Karadzic kann gegen diese Entscheidung Berufung einlegen, über die innerhalb von drei weiteren Tagen ein höheres Gerichtsgremium entscheidet. Sein Anwalt hat einen solchen Schritt bereits angekündigt. Das letzte Wort hat dann das serbische Justizministerium. Staatsanwalt Vukevic sagte, ein Untersuchungsrichter habe bereits entschieden, dass alle rechtlichen Bedingungen für eine Überstellung erfüllt seien.
Jubel und Wut
Serbiens Präsident Boris Tadic hatte gestern Abend die Festsetzung Karadics bekannt gegeben. Die Nachricht rief Jubel bei den Gegnern Karadzics und Proteste bei seinen Anhänger hervor. Während in Belgrad serbische Ultranationalisten auf die Straße gingen, kam es im bosnischen Sarajevo zu Autokorsos und Hupkonzerten. In Belgrad ließen die Behörden schwerbewaffnete Polizisten aufmarschieren. Auch die Botschaft der USA wurde von Sicherheitskräften geschützt. Sie war bereits vor wenigen Wochen von serbischen Ultranationalisten angegriffen worden.
"Endlich! Endlich!"
International wurde die Nachricht mit großer Erleichterung aufgenommen. Bundeskanzlerin Angela Merkel sprach von einer "guten Nachricht für den gesamten Balkan". Außenminister Steinmeier sagte, die Festnahme sei "ein Meilenstein in der Geschichte der Beziehungen zwischen Serbien und der Europäischen Union". Sein französischer Amtskollege Bernard Kouchner rief aus: "Wir sind alle in die Luft gesprungen: Endlich, endlich! 13 Jahre!" Auch Vertreter der NATO, der EU und des Euoparats begrüßten die Ergreifung.
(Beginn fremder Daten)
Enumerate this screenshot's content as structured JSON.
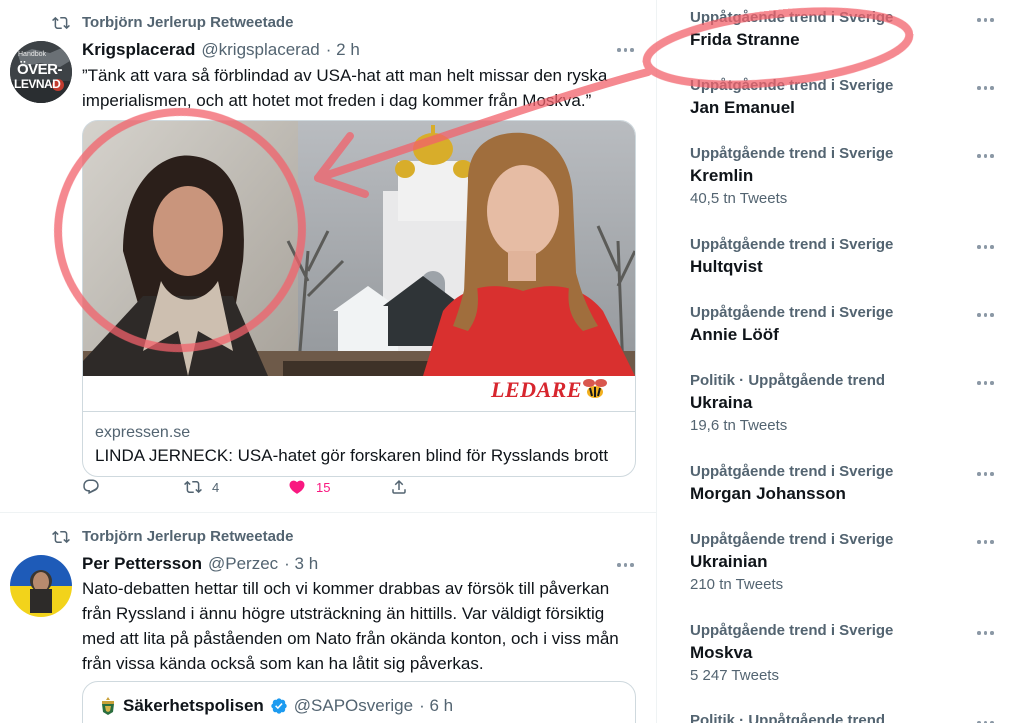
{
  "tweets": [
    {
      "retweeted_by": "Torbjörn Jerlerup Retweetade",
      "name": "Krigsplacerad",
      "handle": "@krigsplacerad",
      "time": "· 2 h",
      "avatar_text_1": "Handbok",
      "avatar_text_2": "ÖVER-",
      "avatar_text_3": "LEVNAD",
      "text_line1": "”Tänk att vara så förblindad av USA-hat att man helt missar den ryska",
      "text_line2": "imperialismen, och att hotet mot freden i dag kommer från Moskva.”",
      "card": {
        "badge": "LEDARE",
        "domain": "expressen.se",
        "title": "LINDA JERNECK: USA-hatet gör forskaren blind för Rysslands brott"
      },
      "retweets": "4",
      "likes": "15"
    },
    {
      "retweeted_by": "Torbjörn Jerlerup Retweetade",
      "name": "Per Pettersson",
      "handle": "@Perzec",
      "time": "· 3 h",
      "text_lines": [
        "Nato-debatten hettar till och vi kommer drabbas av försök till påverkan",
        "från Ryssland i ännu högre utsträckning än hittills. Var väldigt försiktig",
        "med att lita på påståenden om Nato från okända konton, och i viss mån",
        "från vissa kända också som kan ha låtit sig påverkas."
      ],
      "quote": {
        "name": "Säkerhetspolisen",
        "handle": "@SAPOsverige",
        "time": "· 6 h"
      }
    }
  ],
  "trends": [
    {
      "context": "Uppåtgående trend i Sverige",
      "name": "Frida Stranne",
      "count": ""
    },
    {
      "context": "Uppåtgående trend i Sverige",
      "name": "Jan Emanuel",
      "count": ""
    },
    {
      "context": "Uppåtgående trend i Sverige",
      "name": "Kremlin",
      "count": "40,5 tn Tweets"
    },
    {
      "context": "Uppåtgående trend i Sverige",
      "name": "Hultqvist",
      "count": ""
    },
    {
      "context": "Uppåtgående trend i Sverige",
      "name": "Annie Lööf",
      "count": ""
    },
    {
      "context": "Politik · Uppåtgående trend",
      "name": "Ukraina",
      "count": "19,6 tn Tweets"
    },
    {
      "context": "Uppåtgående trend i Sverige",
      "name": "Morgan Johansson",
      "count": ""
    },
    {
      "context": "Uppåtgående trend i Sverige",
      "name": "Ukrainian",
      "count": "210 tn Tweets"
    },
    {
      "context": "Uppåtgående trend i Sverige",
      "name": "Moskva",
      "count": "5 247 Tweets"
    },
    {
      "context": "Politik · Uppåtgående trend",
      "name": "",
      "count": ""
    }
  ],
  "colors": {
    "like_pink": "#f91880",
    "annotation_red": "#f2626b",
    "secondary_text": "#536471",
    "verified_blue": "#1d9bf0"
  }
}
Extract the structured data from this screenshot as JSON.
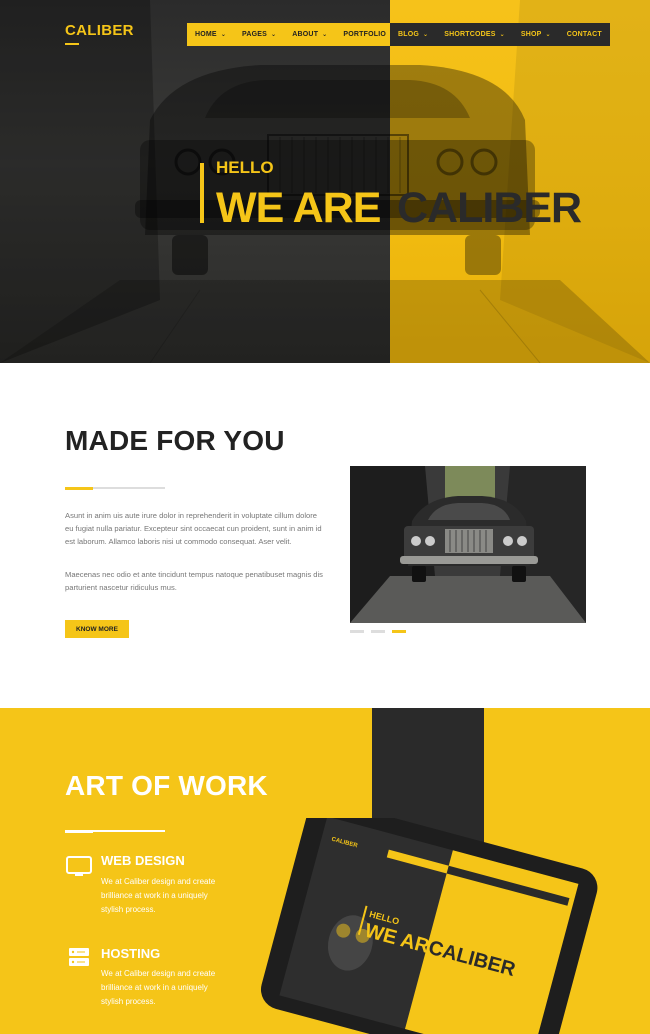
{
  "brand": {
    "logo": "CALIBER",
    "accent": "#f5c518",
    "dark": "#2a2a2a"
  },
  "nav": {
    "items_yellow": [
      {
        "label": "HOME",
        "chevron": true
      },
      {
        "label": "PAGES",
        "chevron": true
      },
      {
        "label": "ABOUT",
        "chevron": true
      },
      {
        "label": "PORTFOLIO",
        "chevron": true
      }
    ],
    "items_dark": [
      {
        "label": "BLOG",
        "chevron": true
      },
      {
        "label": "SHORTCODES",
        "chevron": true
      },
      {
        "label": "SHOP",
        "chevron": true
      },
      {
        "label": "CONTACT",
        "chevron": false
      }
    ]
  },
  "hero": {
    "hello": "HELLO",
    "title_part1": "WE ARE",
    "title_part2": "CALIBER"
  },
  "about": {
    "title": "MADE FOR YOU",
    "paragraph1": "Asunt in anim uis aute irure dolor in reprehenderit in voluptate cillum dolore eu fugiat nulla pariatur. Excepteur sint occaecat cun proident, sunt in anim id est laborum. Allamco laboris nisi ut commodo consequat. Aser velit.",
    "paragraph2": "Maecenas nec odio et ante tincidunt tempus natoque penatibuset magnis dis parturient nascetur ridiculus mus.",
    "button": "KNOW MORE",
    "slider_dots": 3,
    "active_dot": 3
  },
  "work": {
    "title": "ART OF WORK",
    "services": [
      {
        "icon": "monitor-icon",
        "title": "WEB DESIGN",
        "text": "We at Caliber design and create brilliance at work in a uniquely stylish process."
      },
      {
        "icon": "server-icon",
        "title": "HOSTING",
        "text": "We at Caliber design and create brilliance at work in a uniquely stylish process."
      }
    ]
  },
  "tablet_screen": {
    "logo": "CALIBER",
    "hello": "HELLO",
    "title_part1": "WE ARE",
    "title_part2": "CALIBER"
  }
}
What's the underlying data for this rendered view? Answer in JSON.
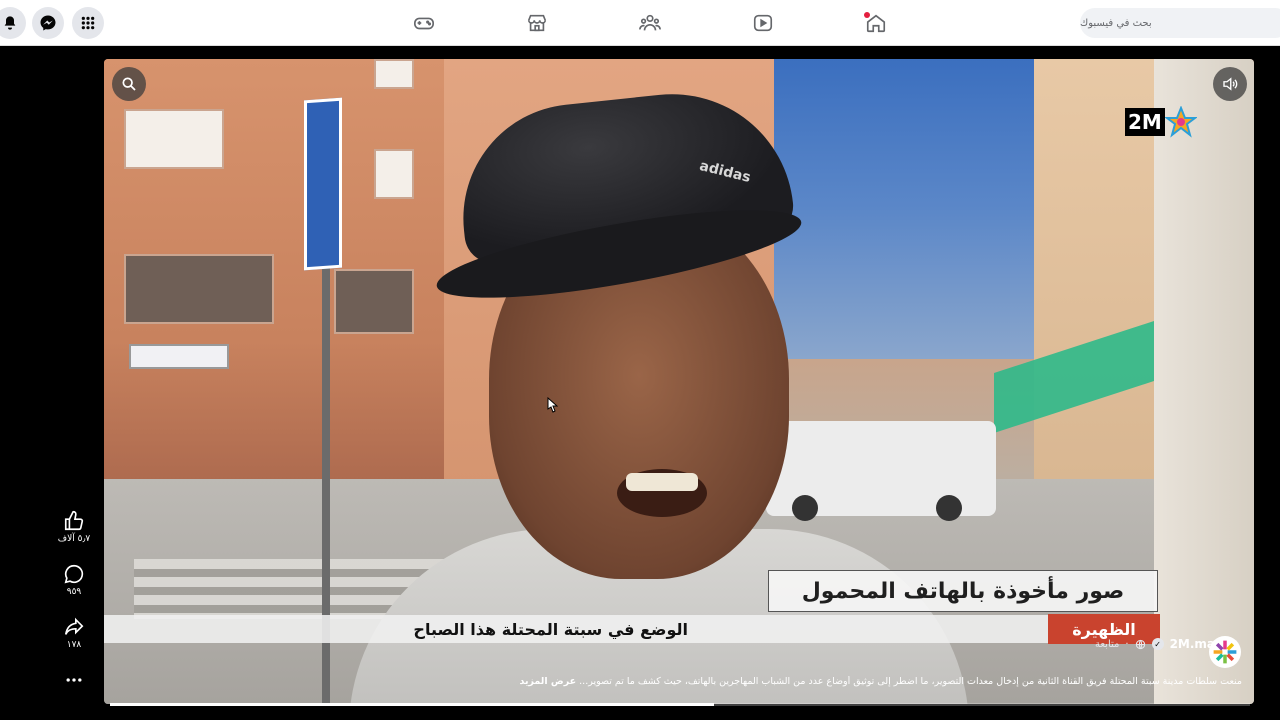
{
  "topbar": {
    "search_placeholder": "بحث في فيسبوك",
    "left_icons": [
      "notifications-icon",
      "messenger-icon",
      "menu-grid-icon"
    ],
    "nav_tabs": [
      "gaming-icon",
      "marketplace-icon",
      "groups-icon",
      "watch-icon",
      "home-icon"
    ],
    "home_notification_dot": true
  },
  "video": {
    "channel_logo_text": "2M",
    "caption": "صور مأخوذة بالهاتف المحمول",
    "ticker_text": "الوضع في سبتة المحتلة هذا الصباح",
    "ticker_tag": "الظهيرة",
    "progress": 0.53
  },
  "post": {
    "page_name": "2M.ma",
    "follow_label": "متابعة",
    "separator": "·",
    "description": "منعت سلطات مدينة سبتة المحتلة فريق القناة الثانية من إدخال معدات التصوير، ما اضطر إلى توثيق أوضاع عدد من الشباب المهاجرين بالهاتف، حيث كشف ما تم تصوير...",
    "see_more": "عرض المزيد"
  },
  "actions": {
    "likes": "٥٫٧ آلاف",
    "comments": "٩٥٩",
    "shares": "١٧٨"
  },
  "colors": {
    "accent_red": "#c9432e",
    "notification_red": "#e41e3f"
  }
}
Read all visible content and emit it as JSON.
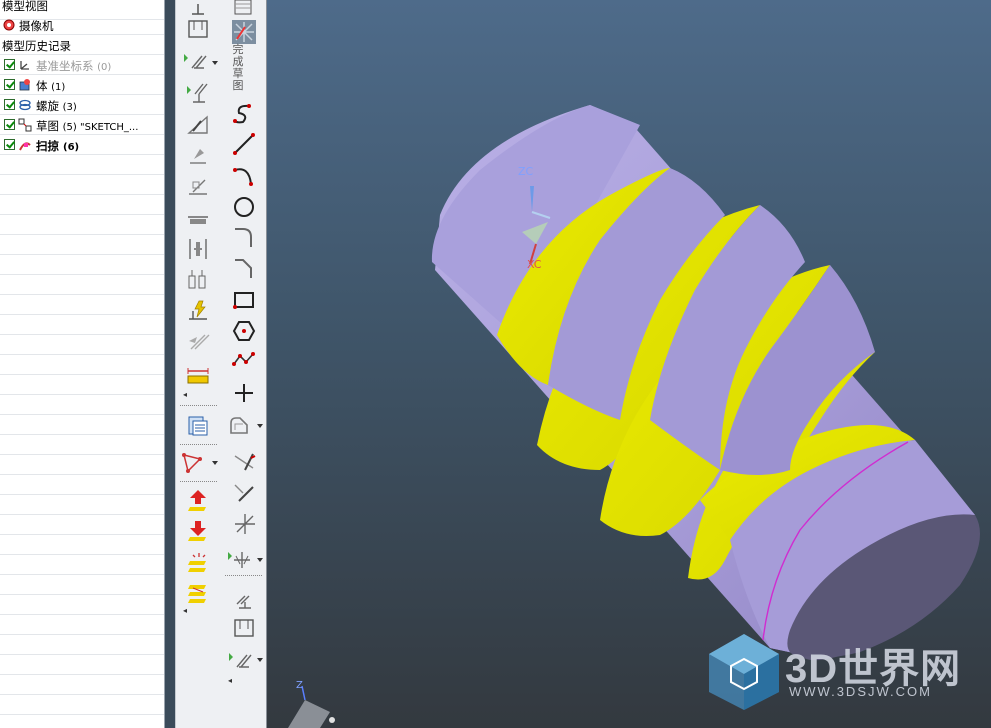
{
  "navigator": {
    "rows": [
      {
        "label": "模型视图"
      },
      {
        "label": "摄像机"
      },
      {
        "label": "模型历史记录"
      },
      {
        "label": "基准坐标系",
        "count": "(0)"
      },
      {
        "label": "体",
        "count": "(1)"
      },
      {
        "label": "螺旋",
        "count": "(3)"
      },
      {
        "label": "草图",
        "count": "(5) \"SKETCH_..."
      },
      {
        "label": "扫掠",
        "count": "(6)"
      }
    ]
  },
  "toolbar": {
    "sketch_label": "完成草图",
    "icons": [
      "dimension-icon",
      "dialog-icon",
      "constraint-icon",
      "relation-icon",
      "draw-line-icon",
      "arc-icon",
      "circle-icon",
      "fillet-icon",
      "chamfer-icon",
      "rectangle-icon",
      "polygon-icon",
      "studio-spline-icon",
      "point-icon",
      "offset-curve-icon",
      "trim-icon",
      "extend-icon",
      "corner-icon",
      "mirror-icon"
    ]
  },
  "viewport": {
    "axis_zc": "ZC",
    "axis_xc": "XC",
    "axis_z": "Z",
    "colors": {
      "body": "#a59ad6",
      "thread": "#e7e700",
      "background_top": "#4e6b8a",
      "background_bottom": "#33393f"
    }
  },
  "watermark": {
    "title": "3D世界网",
    "url": "WWW.3DSJW.COM"
  }
}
Das russische Außenministerium äußerte sich zurückhaltend. Die serbische Führung solle selber über Karadzics Schicksal und seine Auslieferung an Den Haag entscheiden, hieß es in einer Mitteilung.
Mehr als elf Jahre auf der Flucht
Karadzic war gemeinsam mit seinem früheren Militärchef Ratko Mladic der
meistgesuchte Kriegsverbrecher des Balkankonflikts. Er war während des Bosnien-Kriegs Präsident der bosnischen Serben. In dem von 1992 bis 1995 andauernden Konflikt wurden etwa 100.000 Menschen getötet.